Dalam bulan yang keenam Allah menyuruh malaikat Gabriel pergi ke sebuah kota di Galilea bernama Nazaret, kepada seorang perawan yang bertunangan dengan seorang bernama Yusuf dari keluarga Daud; nama perawan itu Maria. Ketika malaikat itu masuk ke rumah Maria, ia berkata: “Salam, hai engkau yang dikaruniai, Tuhan menyertai engkau.” Maria terkejut mendengar perkataan itu, lalu bertanya di dalam hatinya, apakah arti salam itu. Kata malaikat itu kepadanya: “Jangan takut, hai Maria, sebab engkau beroleh kasih karunia di hadapan Allah. Sesungguhnya engkau akan mengandung dan akan melahirkan seorang anak laki-laki dan hendaklah engkau menamai Dia Yesus. Ia akan menjadi besar dan akan disebut Anak Allah Yang Mahatinggi. Dan Tuhan Allah akan mengaruniakan kepada-Nya takhta Daud, bapa leluhur-Nya, dan Ia akan menjadi raja atas kaum keturunan Yakub sampai selama-lamanya dan Kerajaan-Nya tidak akan berkesudahan.” Kata Maria kepada malaikat itu: “Bagaimana hal itu mungkin terjadi, karena aku belum bersuami?” Jawab malaikat itu kepadanya: “Roh Kudus akan turun atasmu dan kuasa Allah Yang Mahatinggi akan menaungi engkau; sebab itu anak yang akan kaulahirkan itu akan disebut kudus, Anak Allah. Dan sesungguhnya, Elisabet, sanakmu itu, ia pun sedang mengandung seorang anak laki-laki pada hari tuanya dan inilah bulan yang keenam bagi dia, yang disebut mandul itu. Sebab bagi Allah tidak ada yang mustahil.” Kata Maria: “Sesungguhnya aku ini adalah hamba Tuhan; jadilah padaku menurut perkataanmu itu.” Lalu malaikat itu meninggalkan dia.

***

“Bagi Allah tidak ada yang mustahil.” Baik jika kutipan Injil ini kita renungkan secara pribadi. Allah itu mahakuasa, maka segala sesuatu dapat terjadi melalui Dia. Kisah hidup Maria merupakan bentuk kemahakuasaan Allah. Banyak pengalaman penuh rahmat yang diterima Maria yang bisa menjadi bukti kuat kuasa Allah. Tentu saja semua itu berawal dari iman yang benar dari Maria sendiri.
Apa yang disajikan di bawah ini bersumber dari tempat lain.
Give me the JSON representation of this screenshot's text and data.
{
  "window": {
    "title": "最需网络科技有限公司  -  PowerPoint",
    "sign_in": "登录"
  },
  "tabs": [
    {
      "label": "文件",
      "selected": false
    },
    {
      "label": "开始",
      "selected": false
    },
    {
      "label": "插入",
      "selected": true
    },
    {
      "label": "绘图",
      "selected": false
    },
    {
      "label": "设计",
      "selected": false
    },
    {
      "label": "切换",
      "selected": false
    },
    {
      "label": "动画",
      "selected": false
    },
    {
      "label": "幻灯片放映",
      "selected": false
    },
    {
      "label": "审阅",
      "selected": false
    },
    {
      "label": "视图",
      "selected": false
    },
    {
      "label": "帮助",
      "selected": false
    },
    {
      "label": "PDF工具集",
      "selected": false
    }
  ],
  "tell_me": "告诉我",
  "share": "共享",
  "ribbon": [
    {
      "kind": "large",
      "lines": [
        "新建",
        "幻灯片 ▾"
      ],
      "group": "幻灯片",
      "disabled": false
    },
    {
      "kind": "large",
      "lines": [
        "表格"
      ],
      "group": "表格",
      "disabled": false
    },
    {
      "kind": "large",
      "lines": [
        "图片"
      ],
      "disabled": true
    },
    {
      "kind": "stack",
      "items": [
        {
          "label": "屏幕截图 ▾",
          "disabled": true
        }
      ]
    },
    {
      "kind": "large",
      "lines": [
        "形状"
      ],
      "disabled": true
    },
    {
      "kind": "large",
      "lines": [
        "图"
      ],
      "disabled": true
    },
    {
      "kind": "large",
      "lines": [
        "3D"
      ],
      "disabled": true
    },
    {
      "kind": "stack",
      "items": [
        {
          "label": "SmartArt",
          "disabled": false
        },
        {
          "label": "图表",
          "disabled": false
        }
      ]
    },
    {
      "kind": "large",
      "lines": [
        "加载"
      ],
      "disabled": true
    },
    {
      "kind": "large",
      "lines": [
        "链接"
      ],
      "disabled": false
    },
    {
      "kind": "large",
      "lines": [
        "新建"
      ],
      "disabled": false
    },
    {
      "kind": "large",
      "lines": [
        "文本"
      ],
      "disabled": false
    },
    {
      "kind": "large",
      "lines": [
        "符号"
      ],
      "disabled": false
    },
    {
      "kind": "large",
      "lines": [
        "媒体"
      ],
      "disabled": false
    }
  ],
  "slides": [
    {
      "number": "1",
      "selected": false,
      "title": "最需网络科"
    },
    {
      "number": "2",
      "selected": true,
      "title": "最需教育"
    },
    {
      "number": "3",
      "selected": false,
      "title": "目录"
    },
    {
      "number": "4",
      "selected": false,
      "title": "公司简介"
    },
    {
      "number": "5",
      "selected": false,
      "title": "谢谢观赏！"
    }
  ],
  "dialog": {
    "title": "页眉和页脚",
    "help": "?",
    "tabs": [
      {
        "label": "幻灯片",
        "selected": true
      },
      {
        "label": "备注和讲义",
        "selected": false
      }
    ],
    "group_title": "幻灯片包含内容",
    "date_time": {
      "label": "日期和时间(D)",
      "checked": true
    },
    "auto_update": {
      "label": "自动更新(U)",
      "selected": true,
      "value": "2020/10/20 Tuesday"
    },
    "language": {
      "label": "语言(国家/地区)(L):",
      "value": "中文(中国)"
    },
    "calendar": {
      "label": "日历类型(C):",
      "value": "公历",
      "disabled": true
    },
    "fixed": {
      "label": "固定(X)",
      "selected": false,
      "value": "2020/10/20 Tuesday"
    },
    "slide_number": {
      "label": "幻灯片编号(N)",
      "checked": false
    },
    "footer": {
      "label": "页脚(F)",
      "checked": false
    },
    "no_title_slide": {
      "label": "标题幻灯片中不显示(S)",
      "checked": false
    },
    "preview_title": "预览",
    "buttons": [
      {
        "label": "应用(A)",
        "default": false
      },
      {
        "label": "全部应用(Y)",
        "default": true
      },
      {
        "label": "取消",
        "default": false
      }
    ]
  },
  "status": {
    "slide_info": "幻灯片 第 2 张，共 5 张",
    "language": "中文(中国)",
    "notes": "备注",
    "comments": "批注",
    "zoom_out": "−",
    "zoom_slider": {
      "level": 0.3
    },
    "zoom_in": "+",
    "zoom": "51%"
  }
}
Iman bukan tentang kefasihan merapal doa, bukan tentang rutinitas beribadah, tetapi tentang tanggapan pribadi atas kasih Allah. Maria selalu setia pada apa yang diberikan Allah kepada dirinya. Ia pun bersedia menyelaraskan rencana hidupnya dengan kehendak Allah. Ini merupakan keputusan personal yang bersumber dari kualitas beriman seorang pribadi. Maria tahu betul bahwa Allah selalu punya rencana indah baginya, meski jalan yang ditempuh tidak selalu mulus. Namun, justru di situlah akhirnya Maria menemukan keteguhan imannya.

Sebagai konsekuensi atas pilihan hidupnya, Maria tidak pernah mengeluh ketika menghadapi berbagai kesulitan. Ia hanya mohon diberi kekuatan agar mampu tetap setia kepada Allah. Dalam hidup ini, tidak ada orang yang bisa lepas dari tantangan ataupun kesulitan. Setiap saat selalu saja ada tantangan yang menyulitkan kita. Seperti Maria, kita seharusnya memohon agar mempunyai hati yang selaras dengan rencana ilahi. Setiap tantangan hidup itu seumpama bentuk ujian yang akan mengantar kita menuju pada kualitas iman yang lebih tinggi. Perjalanan Maria sebagai ibu Tuhan juga tidak selalu mulus, bahkan akhirnya ia menyaksikan Putranya mati secara tragis dalam penyaliban. Namun, Maria tidak gentar. Dia tetap menemani Yesus sampai di salib, bahkan memangku jenazah-Nya setelah diturunkan dari ketinggian.

Keteguhan hati itu semoga bisa kita teladani. Alih-alih mengeluh, marilah kita berdoa meminta kekuatan Tuhan. Alih-alih menyerah atau menghindar, marilah kita mohon penyertaan Tuhan dalam perjalanan hidup. Kualitas iman macam ini perlu kita miliki, sebab hidup akan selalu menyajikan aneka tantangan. Yang bisa mengalahkan tantangan itu hanyalah Allah, sang Sumber Kehidupan. Mari kita meneladani Maria dalam menjalani tugas pengutusan ini melalui ketekunan iman dan keyakinan atas prakarsa ilahi setiap waktu.